Antwerp and Brussels.

Antwerp at noon for my official visit to the docks and the city. A short ceremony at the Stadthuis and the presentation of two rather nice Rubens reproduction etchings, a short speech before getting on to a motor launch where we had an elaborate lunch during a long tour of the docks until 3.45. Bonham Carters arrived to stay for the weekend.

SATURDAY, 10 DECEMBER.
Brussels.

Left at 12 o'clock for Bruges. We missed the turning off the motorway for some reason and found ourselves half-way between Bruges and Ostend and therefore went on and drove round Ostend which I had not been to since I was aged six. A rather striking Gare Maritime and, even in the pouring rain, quite an attractive
petit port
and seaside town. Back to Bruges for lunch and the normal walking tour of Bruges, the canal banks, the Memling house, etc. A dinner party that evening with Tinés and others. It went on much too late mainly owing to Jacques Tiné seeming so pleased at getting away from his NATO diplomatic colleagues that he stayed until 1.30.

MONDAY, 12 DECEMBER.
Brussels.

Lunch for Constâncio and the other members of the Portuguese negotiating team, mainly a return for their welcome to us in Lisbon
and also an expression of our appreciation of the quality of Constâncio, his frankness, competence, and the work his team had done. He gave us a realistic appraisal of the Portuguese position following Soares's defeat. He also made it pretty clear that they were going to settle with the IMF.

Denis Howell
220
for a drink for an hour and was glad to have Birmingham and political gossip with him. He was splendidly critical of nearly everybody in the British Cabinet and I found him friendly and enjoyable, not at that stage knowing how truculent he had been in the Environment Council that day.

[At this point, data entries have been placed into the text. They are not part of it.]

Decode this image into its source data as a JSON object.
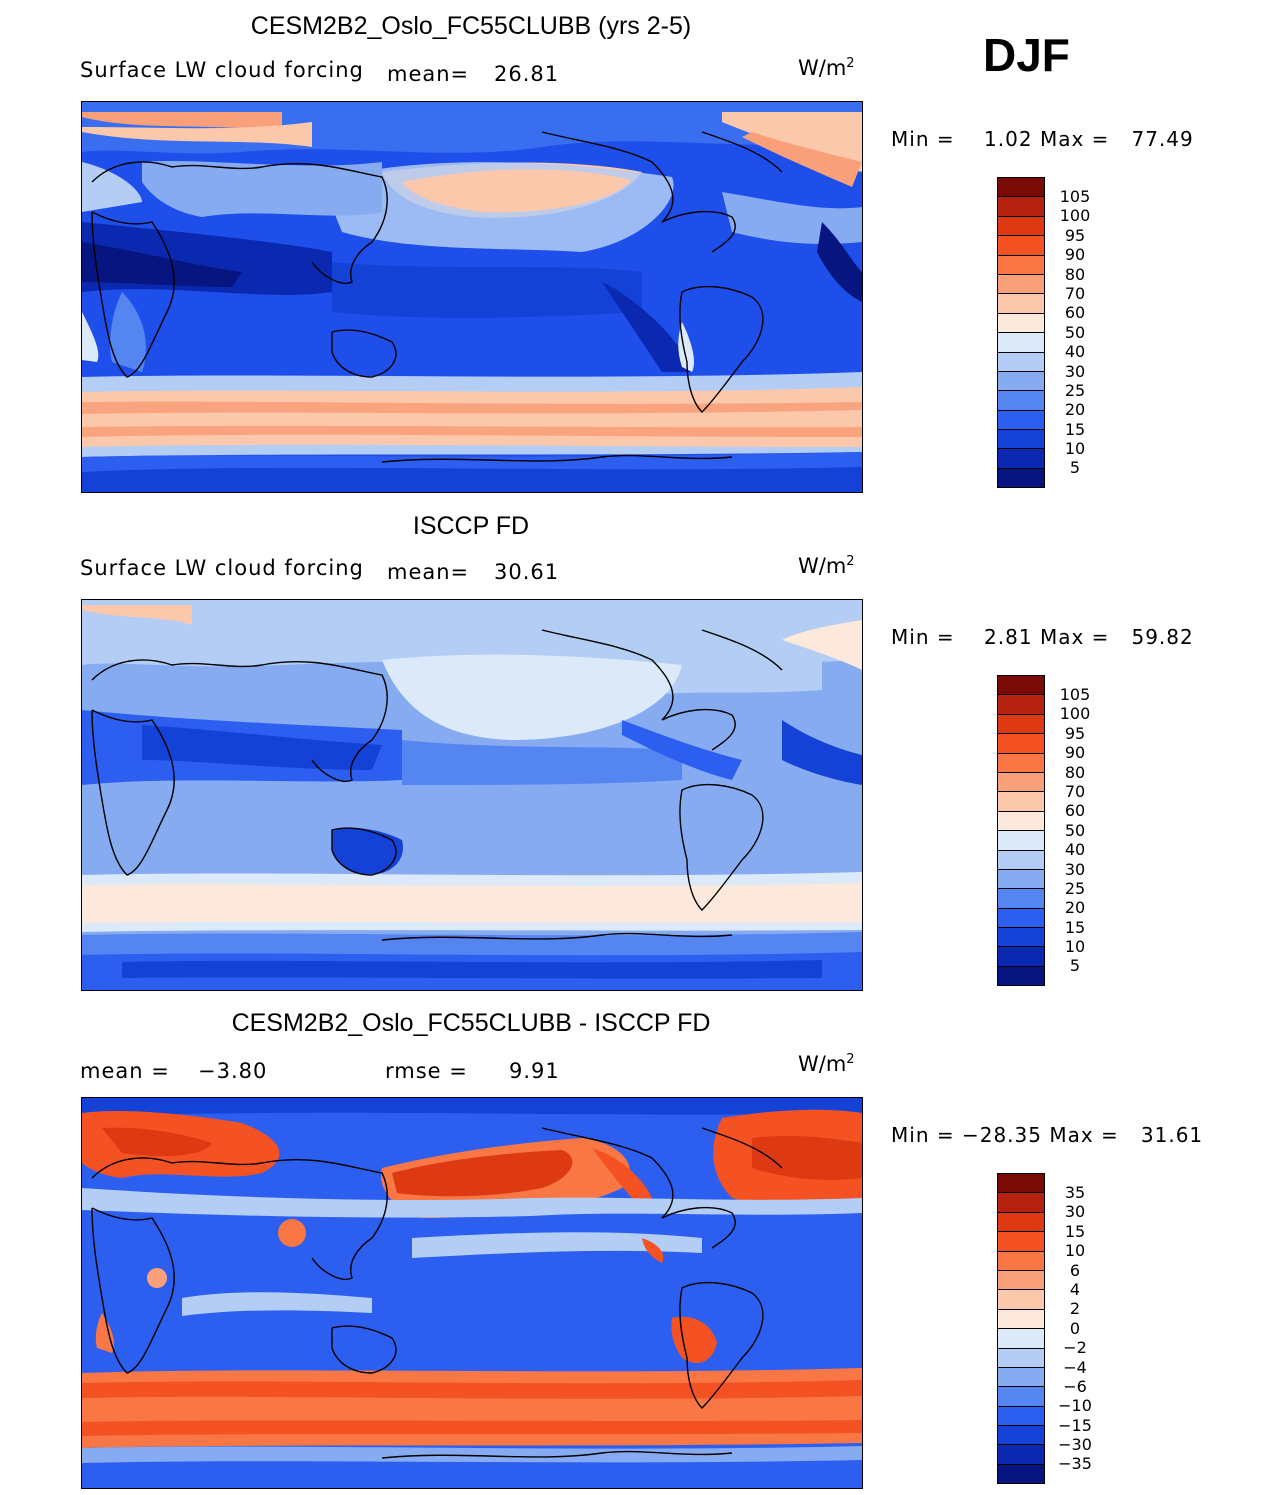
{
  "season": "DJF",
  "units_base": "W/m",
  "units_exp": "2",
  "panels": [
    {
      "title": "CESM2B2_Oslo_FC55CLUBB (yrs 2-5)",
      "variable": "Surface LW cloud forcing",
      "mean_label": "mean=",
      "mean_value": "26.81",
      "min_label": "Min =",
      "min_value": "1.02",
      "max_label": "Max =",
      "max_value": "77.49",
      "colorbar_labels": [
        "105",
        "100",
        "95",
        "90",
        "80",
        "70",
        "60",
        "50",
        "40",
        "30",
        "25",
        "20",
        "15",
        "10",
        "5"
      ],
      "colorbar_colors": [
        "#7a0a05",
        "#b5220f",
        "#dd3a13",
        "#f55223",
        "#f97645",
        "#f9a07a",
        "#fbc8ac",
        "#fde8dc",
        "#dce9f9",
        "#b3cdf4",
        "#87abf1",
        "#5585f1",
        "#2c5ff0",
        "#1441d6",
        "#0a28b0",
        "#061580"
      ]
    },
    {
      "title": "ISCCP FD",
      "variable": "Surface LW cloud forcing",
      "mean_label": "mean=",
      "mean_value": "30.61",
      "min_label": "Min =",
      "min_value": "2.81",
      "max_label": "Max =",
      "max_value": "59.82",
      "colorbar_labels": [
        "105",
        "100",
        "95",
        "90",
        "80",
        "70",
        "60",
        "50",
        "40",
        "30",
        "25",
        "20",
        "15",
        "10",
        "5"
      ],
      "colorbar_colors": [
        "#7a0a05",
        "#b5220f",
        "#dd3a13",
        "#f55223",
        "#f97645",
        "#f9a07a",
        "#fbc8ac",
        "#fde8dc",
        "#dce9f9",
        "#b3cdf4",
        "#87abf1",
        "#5585f1",
        "#2c5ff0",
        "#1441d6",
        "#0a28b0",
        "#061580"
      ]
    },
    {
      "title": "CESM2B2_Oslo_FC55CLUBB - ISCCP FD",
      "mean_label": "mean =",
      "mean_value": "−3.80",
      "rmse_label": "rmse =",
      "rmse_value": "9.91",
      "min_label": "Min =",
      "min_value": "−28.35",
      "max_label": "Max =",
      "max_value": "31.61",
      "colorbar_labels": [
        "35",
        "30",
        "15",
        "10",
        "6",
        "4",
        "2",
        "0",
        "−2",
        "−4",
        "−6",
        "−10",
        "−15",
        "−30",
        "−35"
      ],
      "colorbar_colors": [
        "#7a0a05",
        "#b5220f",
        "#dd3a13",
        "#f55223",
        "#f97645",
        "#f9a07a",
        "#fbc8ac",
        "#fde8dc",
        "#dce9f9",
        "#b3cdf4",
        "#87abf1",
        "#5585f1",
        "#2c5ff0",
        "#1441d6",
        "#0a28b0",
        "#061580"
      ]
    }
  ]
}
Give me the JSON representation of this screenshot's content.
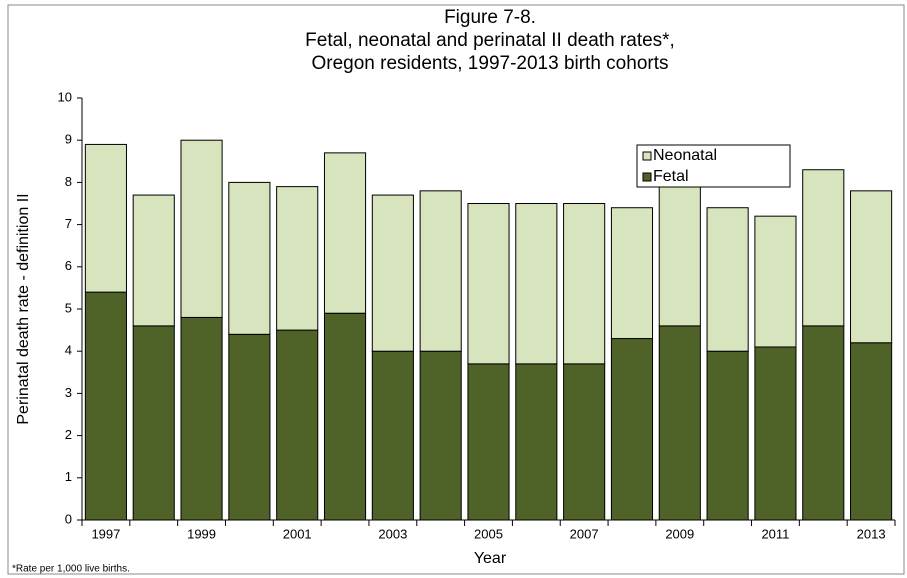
{
  "chart_data": {
    "type": "stacked_bar",
    "title": [
      "Figure 7-8.",
      "Fetal, neonatal and perinatal II death rates*,",
      "Oregon residents, 1997-2013 birth cohorts"
    ],
    "xlabel": "Year",
    "ylabel": "Perinatal death rate - definition II",
    "footnote": "*Rate per 1,000 live births.",
    "categories": [
      "1997",
      null,
      "1999",
      null,
      "2001",
      null,
      "2003",
      null,
      "2005",
      null,
      "2007",
      null,
      "2009",
      null,
      "2011",
      null,
      "2013"
    ],
    "series": [
      {
        "name": "Fetal",
        "color": "#4f6228",
        "values": [
          5.4,
          4.6,
          4.8,
          4.4,
          4.5,
          4.9,
          4.0,
          4.0,
          3.7,
          3.7,
          3.7,
          4.3,
          4.6,
          4.0,
          4.1,
          4.6,
          4.2
        ]
      },
      {
        "name": "Neonatal",
        "color": "#d7e4bd",
        "values": [
          3.5,
          3.1,
          4.2,
          3.6,
          3.4,
          3.8,
          3.7,
          3.8,
          3.8,
          3.8,
          3.8,
          3.1,
          3.3,
          3.4,
          3.1,
          3.7,
          3.6
        ]
      }
    ],
    "ylim": [
      0,
      10
    ],
    "yticks": [
      0,
      1,
      2,
      3,
      4,
      5,
      6,
      7,
      8,
      9,
      10
    ],
    "grid": false,
    "legend": "upper right"
  }
}
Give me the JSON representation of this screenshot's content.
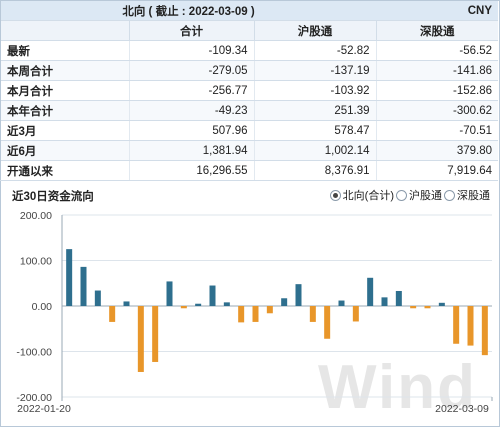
{
  "header": {
    "title": "北向 ( 截止 : 2022-03-09 )",
    "currency": "CNY"
  },
  "table": {
    "columns": [
      "合计",
      "沪股通",
      "深股通"
    ],
    "rows": [
      {
        "label": "最新",
        "values": [
          "-109.34",
          "-52.82",
          "-56.52"
        ]
      },
      {
        "label": "本周合计",
        "values": [
          "-279.05",
          "-137.19",
          "-141.86"
        ]
      },
      {
        "label": "本月合计",
        "values": [
          "-256.77",
          "-103.92",
          "-152.86"
        ]
      },
      {
        "label": "本年合计",
        "values": [
          "-49.23",
          "251.39",
          "-300.62"
        ]
      },
      {
        "label": "近3月",
        "values": [
          "507.96",
          "578.47",
          "-70.51"
        ]
      },
      {
        "label": "近6月",
        "values": [
          "1,381.94",
          "1,002.14",
          "379.80"
        ]
      },
      {
        "label": "开通以来",
        "values": [
          "16,296.55",
          "8,376.91",
          "7,919.64"
        ]
      }
    ]
  },
  "chart": {
    "title": "近30日资金流向",
    "legend": {
      "options": [
        "北向(合计)",
        "沪股通",
        "深股通"
      ],
      "selected": 0
    }
  },
  "chart_data": {
    "type": "bar",
    "title": "近30日资金流向",
    "ylim": [
      -200,
      200
    ],
    "yticks": [
      "200.00",
      "100.00",
      "0.00",
      "-100.00",
      "-200.00"
    ],
    "x_start_label": "2022-01-20",
    "x_end_label": "2022-03-09",
    "positive_color": "#2e6f8e",
    "negative_color": "#e8962a",
    "values": [
      125,
      86,
      34,
      -35,
      10,
      -145,
      -123,
      54,
      -5,
      5,
      45,
      8,
      -36,
      -35,
      -16,
      17,
      48,
      -35,
      -72,
      12,
      -34,
      62,
      19,
      33,
      -5,
      -5,
      7,
      -83,
      -87,
      -108
    ]
  },
  "watermark": "Wind"
}
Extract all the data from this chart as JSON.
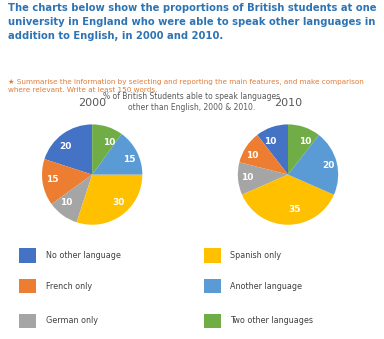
{
  "title_main": "The charts below show the proportions of British students at one university in England who were able to speak other languages in addition to English, in 2000 and 2010.",
  "subtitle": "★ Summarise the information by selecting and reporting the main features, and make comparison where relevant. Write at least 150 words.",
  "chart_title": "% of British Students able to speak languages\nother than English, 2000 & 2010.",
  "title_main_color": "#2E74B5",
  "subtitle_color": "#E07B39",
  "chart_title_color": "#595959",
  "year_2000": {
    "label": "2000",
    "values": [
      20,
      15,
      10,
      30,
      15,
      10
    ],
    "startangle": 90
  },
  "year_2010": {
    "label": "2010",
    "values": [
      10,
      10,
      10,
      35,
      20,
      10
    ],
    "startangle": 90
  },
  "categories": [
    "No other language",
    "French only",
    "German only",
    "Spanish only",
    "Another language",
    "Two other languages"
  ],
  "colors": [
    "#4472C4",
    "#ED7D31",
    "#A5A5A5",
    "#FFC000",
    "#5B9BD5",
    "#70AD47"
  ],
  "labels_2000": [
    "20",
    "15",
    "10",
    "30",
    "15",
    "10"
  ],
  "labels_2010": [
    "10",
    "10",
    "10",
    "35",
    "20",
    "10"
  ],
  "background_color": "#FFFFFF"
}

Dinner at the Château de Val Duchesse for the first time this autumn, which may be why the autumn has been relatively agreeable. This was with the Agriculture-Ministers–never having been to an Agricultural Council I thought that this was rather a good way of seeing them. I sat between Méhaignerie, the French minister, and Dalsager, the Dane, with Humblet, the Belgian President, opposite, with Gundelach on one side of him and Gibbons, a caricature of an Irish face, but very nice, on his other side. Light-hearted speeches (by agricultural standards at any rate) afterwards.

TUESDAY, 13 DECEMBER.
Brussels and Strasbourg.

7.19 TEE to Strasbourg. Agreeable journey apart from a yodelling and dancing waiter who leapt about and shouted in what he thought was a highly dramatic way as we breakfasted without a hint of dawn through the Forêt de Soignes. Three hours' solid work before Strasbourg–much better than going by air if it is possible. Lunch for Colombo, President of the Parliament. Then by far the best question time I have had. The grouping of questions at last began to work, so that I had a whole hour to myself. I got through only three or four questions, with endless supplementaries, but at least I was able to develop a certain swing and pattern.

Then the last of my political dinners for the group which calls itself ‘Communist and Allies', the ‘Allies' being mainly a curious Trotskyite Dane, who was looked at rather askance by the others for he was dressed like an amateur revolutionary, and two Italians, the
irrepressible Spinelli
221
and a woman journalist from Milan, who was on one side of me. Ansart,
222
the principal Frenchman there, was on the other. They were all very anxious to be pleasant. I had a good talk with Ansart about French Socialist/Communist history in the twenties and thirties, the Congress of Tours, etc.; he was surprised I knew anything about it.